The presenter, introduced as Mr. Kessler, said the department served 1,788,844 meals last year across 23 buildings and employs 106 staff, 41 of whom have advanced training in food safety. He said the food services operation is self-sustaining: federal reimbursements and program sales cover expenses rather than the district general fund.
Kessler briefed the board on federal meal requirements and local practices: meals comply with U.S. Department of Agriculture (USDA) and National School Lunch and Breakfast Program patterns; the district follows "offer versus serve" rules that require offering all meal components while allowing students to decline certain items; and beginning July 1, 2025, added-sugar limits took effect for certain breakfast items (cereal, yogurt and flavored milk).
He described Farm-to-School activities and local purchases, including apples and other fruit from Baumann Orchard and ongoing work with Westerville North High School's garden. The department participated in state summer and fall farm-to-school events and reported winning a silver-bead award for summer participation.
Kessler said the department underwent an administrative review, a procurement review and a resource-management review; all were closed with no violations and the administrative review included a commendation for organized paperwork and menu variety.
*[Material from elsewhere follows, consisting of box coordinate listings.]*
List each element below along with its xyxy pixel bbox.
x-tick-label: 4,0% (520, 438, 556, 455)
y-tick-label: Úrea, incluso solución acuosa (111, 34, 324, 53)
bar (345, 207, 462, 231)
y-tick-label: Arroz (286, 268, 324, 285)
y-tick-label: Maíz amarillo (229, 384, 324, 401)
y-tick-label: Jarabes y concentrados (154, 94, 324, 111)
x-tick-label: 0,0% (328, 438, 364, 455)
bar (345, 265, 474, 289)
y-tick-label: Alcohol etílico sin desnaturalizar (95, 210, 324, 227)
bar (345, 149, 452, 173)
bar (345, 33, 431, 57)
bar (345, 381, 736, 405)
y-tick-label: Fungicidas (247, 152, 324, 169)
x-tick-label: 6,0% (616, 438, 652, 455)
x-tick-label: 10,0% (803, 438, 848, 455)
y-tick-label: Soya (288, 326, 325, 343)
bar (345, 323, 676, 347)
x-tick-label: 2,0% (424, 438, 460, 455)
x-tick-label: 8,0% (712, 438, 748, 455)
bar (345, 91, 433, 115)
He also described recent kitchen upgrades paid for from the food service account (not the general fund): examples cited were new hot/cold wells at Hamby, a steamer and upgraded exhaust hoods at Hawthorne, two combi ovens and a walk-in cooler at Whittier, and larger freezer units for Wilder and Hawthorne to support more on-site cooking.
On distribution, Kessler described a satellite model: many elementary meals are cooked at central kitchens (South High School or Central High School), loaded into hot or cold carts, and shipped to buildings; the district is adding equipment to some elementary sites so more cooking can be done on-site to improve food quality. He noted the department offers alternate meals (gluten-free, egg-free, dairy-free, soy-free) and uses nutrition-calculator tools to ensure a la carte items meet nutrition standards.
Board members asked about procurement equity and how new menu items are selected. Kessler said procurement reviews analyzed vendor transactions and that menu rotation decisions are based on sales data, vendor demonstrations and taste tests; coordinators now help with more systematic taste-testing in schools. He also explained multiple ways families can add funds to student accounts (PaySchools, check, cash) and that weekly balance notifications are sent for negative balances.
Why this matters: the report outlines the scale of the district's meal program, federal compliance and local sourcing efforts, and near-term equipment investments that aim to improve meal quality and service efficiency.
No action was taken; the presentation was informational.